There are new powers to exclude people deemed a security risk, even if they do not have prior convictions. The deal includes stronger powers to stop criminals coming to the UK and to deport people who commit crime in Britain.
The deal also confirms measures to deny free-movement rights to nationals in non-EU countries who marry an EU national, in an attempt to tackle sham marriages to gain residency.
On benefits, anyone coming to the UK from the EU who fails to find work within six months can be required to leave.
Member states will be able to apply an emergency brake where "exceptional" levels of migration are putting pressure on social security systems or public services. Cameron's proposal for a four-year ban on in-work benefits for EU migrants was denied, so the final deal allows benefits to be phased in over a period of four years as the individual contributes to the UK through taxation.
The emergency brake will last for seven years with no option for renewal. This matches the time period other western countries employed to keep eastern Europeans out of their labour markets after the EU expansion of 2004. States who want to apply the brake must put in a request to the European Commission and approval must come from national leaders in the European Council.
Although Cameron wanted to stop migrant workers from claiming benefits for children in other EU countries, but instead secured an agreement to "index" the rate to the child's home country. This is usually a lower rate. Initially, this change will only apply to new immigrants, but it will be applicable to all existing claimants from January 2020.
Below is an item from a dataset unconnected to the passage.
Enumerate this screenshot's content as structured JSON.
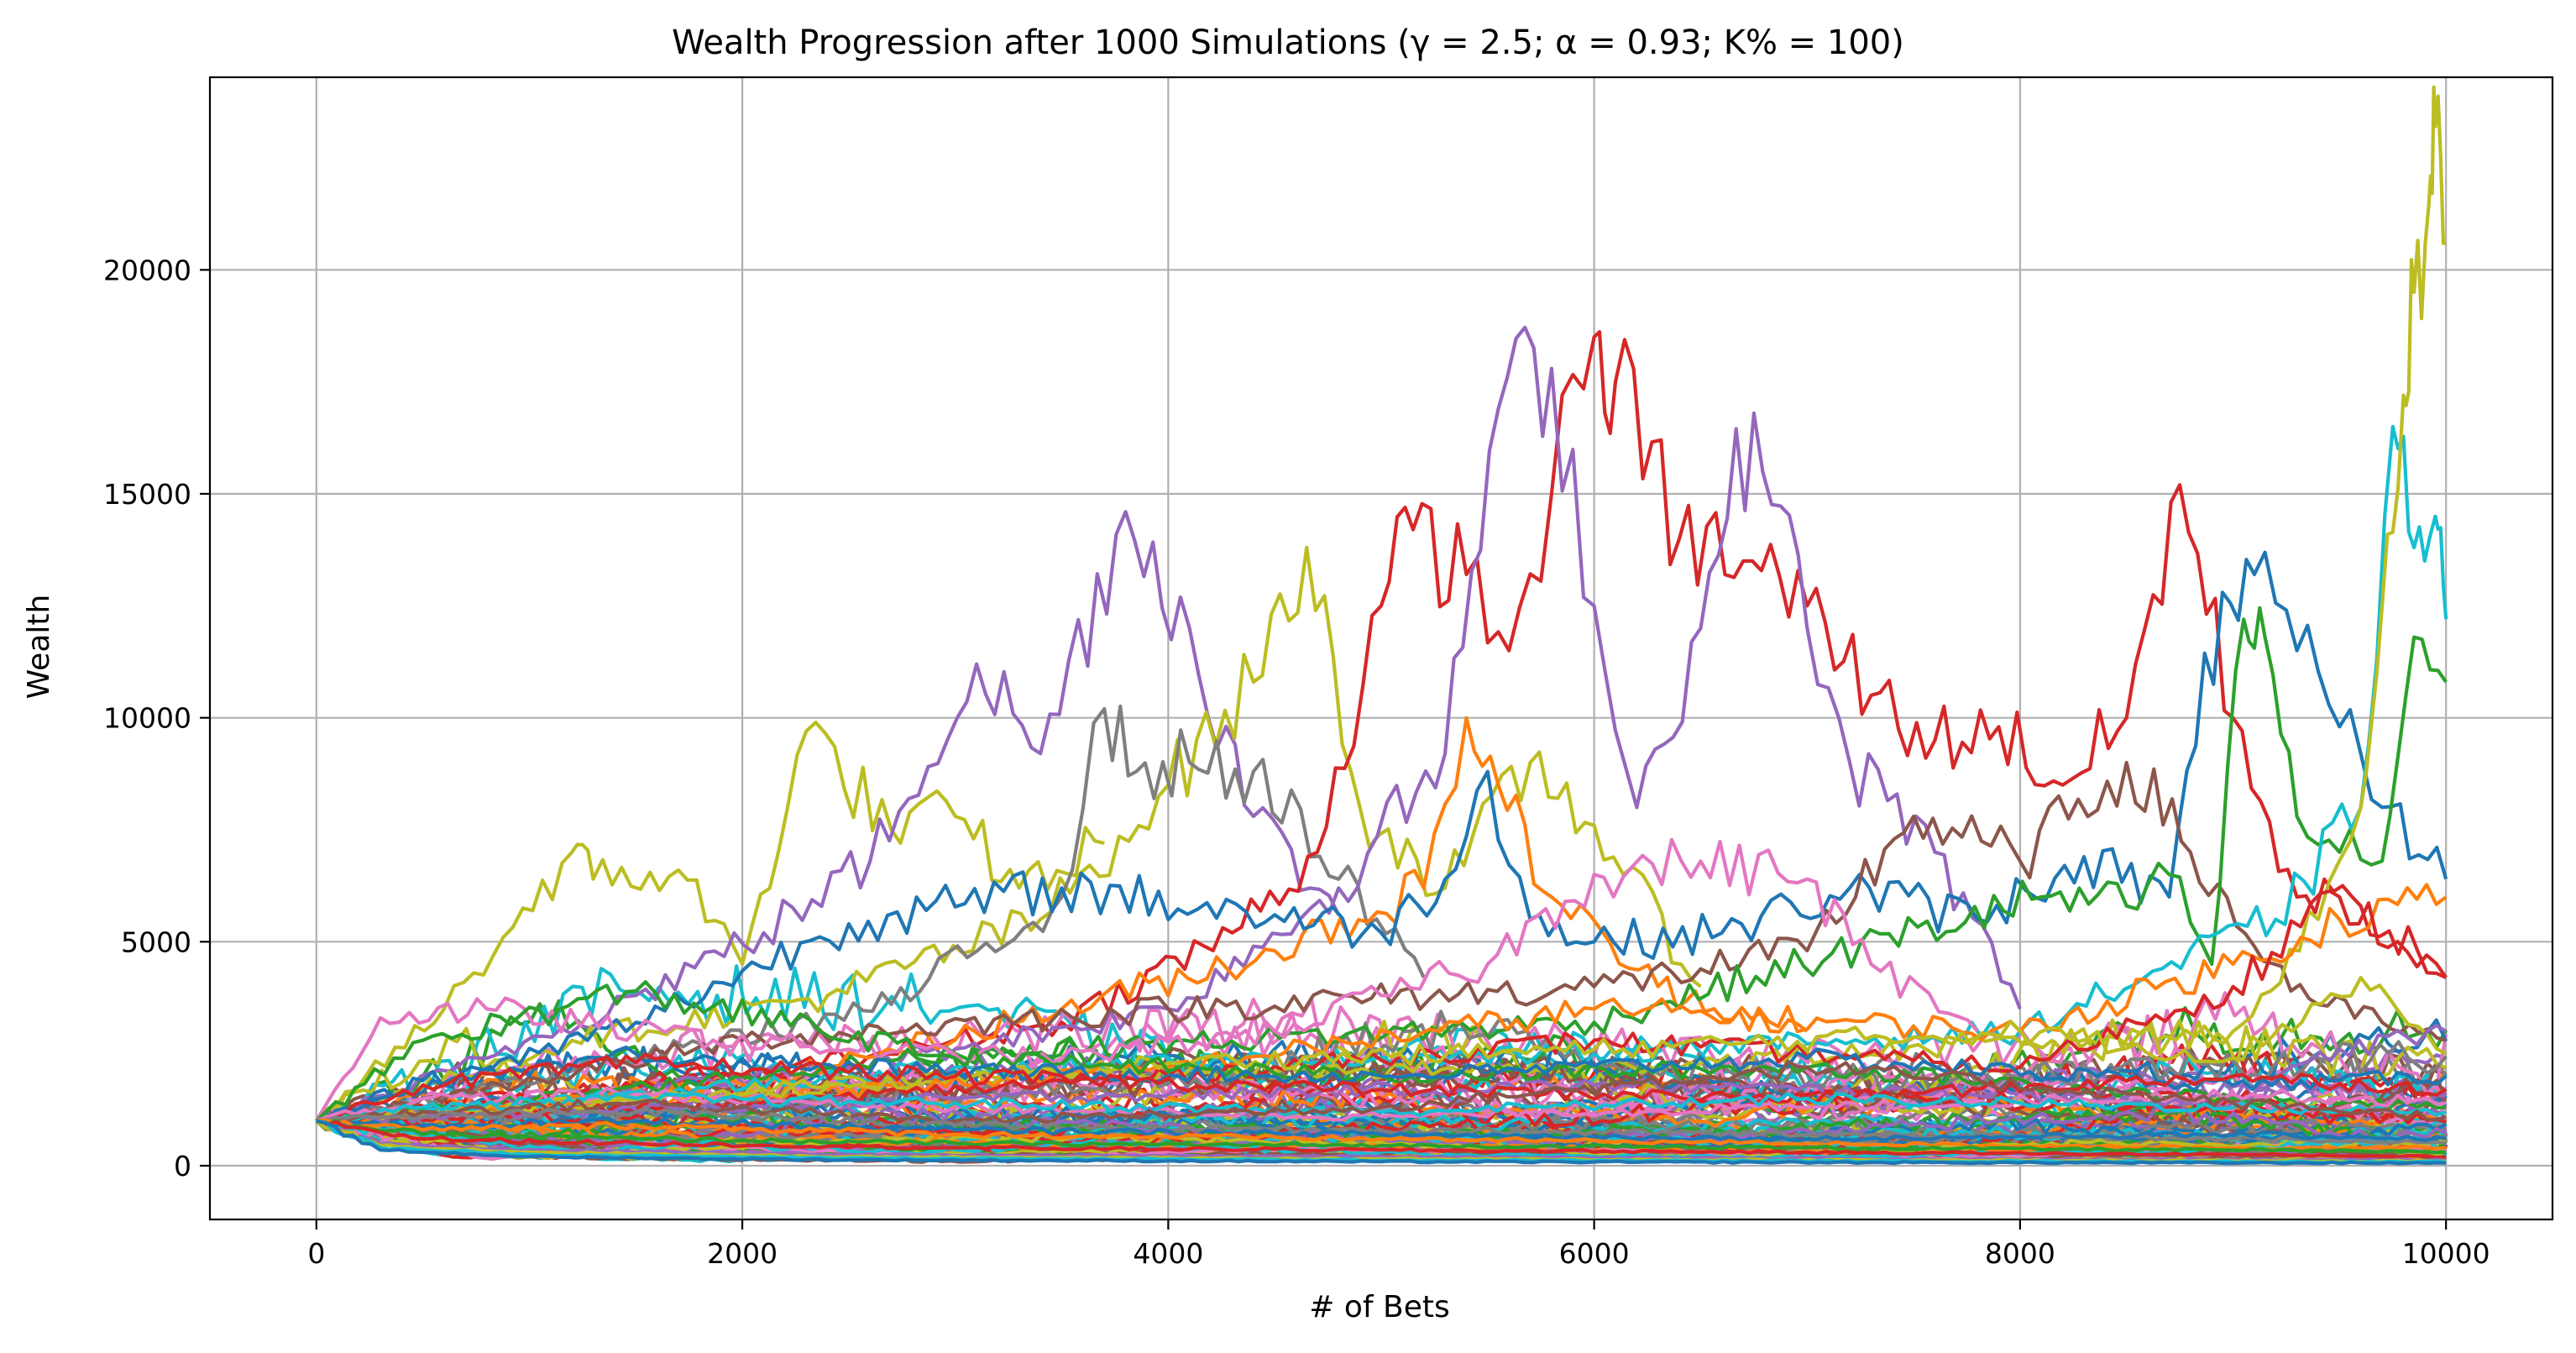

The deal means countries outside the euro will not be required to fund euro bailouts, such as those paid to Greece. It also means these countries will be reimbursed for central EU funds used to prop up the euro.
Cameron's agreement means the pound is protected as it was agreed there should be more than one currency in the eurozone. It also outlaws discrimination against companies and individuals of their home currency, which Cameron hopes will help British companies trade in Europe.
It also gives any member state the right to escalate concerns about the impact of eurozone decisions for urgent discussion in the European Council.
Cameron wanted a declaration that the "ever closer union among peoples of Europe" did not apply to the UK. The passage was struck out of the final draft, but the new text confirms the "ever closer union" in EU treaties does not mean the UK is on its way to deeper political integration.
"It is recognised that the United Kingdom... is not committed to further political integration in the European Union... References to ever-closer union do not apply to the United Kingdom."
A "red card" system will be introduced which means national parliaments can require the European Council to reconsider EU legislation if they can muster support equivalent to 55% of the 28-nation bloc.